Ce schéma radical du Christianisme a été l’inspiration de beaucoup d’écrivains. L’exemple le plus typique des « savants » est Buffon. Grâce à ce « scientifique » de l’académie française, une hiérarchisation des races s’installa grâce à ses nombreuses « études » sur l’anthropologie. Pour ce philosophe, les noirs sont au bas de l’échelle des hommes. Diderot n’est pas en reste, il n’avait aucun scrupule à engager des investissements dans les campagnes négrières tout en pleurant leur triste sort. Dans Le livre noir du colonialisme, Catherine Coquery-Vidrovitch met en évidence l’exacerbation du sentiment de supériorité des Européens sur les Noirs à partir de cette époque. « Paradoxalement, le siècle des Lumières fut aussi celui où l’infériorité du Noir fut poussée à son paroxysme » écrit-elle. Voltaire, par exemple, n’échappe pas aux préjugés racistes [3].

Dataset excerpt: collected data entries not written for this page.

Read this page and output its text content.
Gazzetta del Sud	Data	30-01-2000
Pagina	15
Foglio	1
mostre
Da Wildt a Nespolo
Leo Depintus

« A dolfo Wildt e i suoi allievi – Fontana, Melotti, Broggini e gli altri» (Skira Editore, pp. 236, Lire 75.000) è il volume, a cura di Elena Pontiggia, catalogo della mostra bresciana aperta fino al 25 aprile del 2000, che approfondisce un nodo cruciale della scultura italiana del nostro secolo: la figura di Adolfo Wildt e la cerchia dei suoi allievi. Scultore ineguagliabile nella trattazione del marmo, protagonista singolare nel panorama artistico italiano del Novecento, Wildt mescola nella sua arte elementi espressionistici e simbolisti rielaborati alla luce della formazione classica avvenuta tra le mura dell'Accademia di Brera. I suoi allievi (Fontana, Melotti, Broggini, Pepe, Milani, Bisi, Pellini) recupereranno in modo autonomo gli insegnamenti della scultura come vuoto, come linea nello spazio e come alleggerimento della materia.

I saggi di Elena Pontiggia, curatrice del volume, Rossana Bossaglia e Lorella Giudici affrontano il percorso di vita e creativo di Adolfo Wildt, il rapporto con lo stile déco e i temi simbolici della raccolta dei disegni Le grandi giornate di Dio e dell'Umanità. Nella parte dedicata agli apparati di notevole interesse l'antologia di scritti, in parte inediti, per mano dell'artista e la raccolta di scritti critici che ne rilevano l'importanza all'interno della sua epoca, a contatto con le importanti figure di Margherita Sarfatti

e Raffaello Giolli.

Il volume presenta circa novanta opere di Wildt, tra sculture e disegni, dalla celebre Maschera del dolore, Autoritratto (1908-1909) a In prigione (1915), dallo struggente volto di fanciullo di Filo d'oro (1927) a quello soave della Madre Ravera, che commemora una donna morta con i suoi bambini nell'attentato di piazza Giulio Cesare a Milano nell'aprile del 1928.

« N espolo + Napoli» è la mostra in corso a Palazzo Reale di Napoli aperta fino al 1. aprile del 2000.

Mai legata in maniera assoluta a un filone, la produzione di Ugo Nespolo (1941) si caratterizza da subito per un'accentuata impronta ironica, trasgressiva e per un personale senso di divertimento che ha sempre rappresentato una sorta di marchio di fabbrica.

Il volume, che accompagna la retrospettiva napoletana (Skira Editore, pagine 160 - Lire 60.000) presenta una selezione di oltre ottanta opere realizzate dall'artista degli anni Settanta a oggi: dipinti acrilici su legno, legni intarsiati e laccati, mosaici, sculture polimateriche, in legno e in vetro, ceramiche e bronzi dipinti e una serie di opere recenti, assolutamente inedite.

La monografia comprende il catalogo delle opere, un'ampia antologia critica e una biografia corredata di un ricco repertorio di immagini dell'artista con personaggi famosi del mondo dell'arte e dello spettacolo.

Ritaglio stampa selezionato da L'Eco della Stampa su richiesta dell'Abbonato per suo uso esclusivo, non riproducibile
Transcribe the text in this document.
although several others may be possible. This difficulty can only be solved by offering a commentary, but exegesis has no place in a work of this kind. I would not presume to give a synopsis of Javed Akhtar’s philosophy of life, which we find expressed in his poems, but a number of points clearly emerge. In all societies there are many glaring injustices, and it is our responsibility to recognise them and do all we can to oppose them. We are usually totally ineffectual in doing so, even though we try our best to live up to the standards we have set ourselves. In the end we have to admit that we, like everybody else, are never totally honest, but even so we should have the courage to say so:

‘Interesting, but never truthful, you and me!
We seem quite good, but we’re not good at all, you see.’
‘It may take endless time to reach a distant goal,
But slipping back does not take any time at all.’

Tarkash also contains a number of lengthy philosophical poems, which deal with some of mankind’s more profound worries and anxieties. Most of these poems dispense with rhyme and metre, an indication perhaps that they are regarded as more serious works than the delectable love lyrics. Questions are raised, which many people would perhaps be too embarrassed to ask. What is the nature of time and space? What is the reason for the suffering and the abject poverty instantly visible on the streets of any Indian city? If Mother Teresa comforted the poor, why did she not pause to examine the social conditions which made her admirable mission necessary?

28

Contrairement à ce que l’on pourrait croire Les Lumières n’ont pas combattu le pouvoir esclavagiste, ils ont simplement oeuvré pour qu’il soit plus insidieux - et surtout pour en être la tête. Voltaire qui écrivait « se servir de la religion pour tenir le peuple en laisse, cette populace incapable de se gouverner elle-même ! ». « Il est à propos que le peuple soit guidé, et non pas qu’il soit instruit, il n’est pas digne de l’être », écrit Voltaire.

Plusieurs raisons ont été avancées pour permettre de « légitimer » cette supériorité divine de la race blanche.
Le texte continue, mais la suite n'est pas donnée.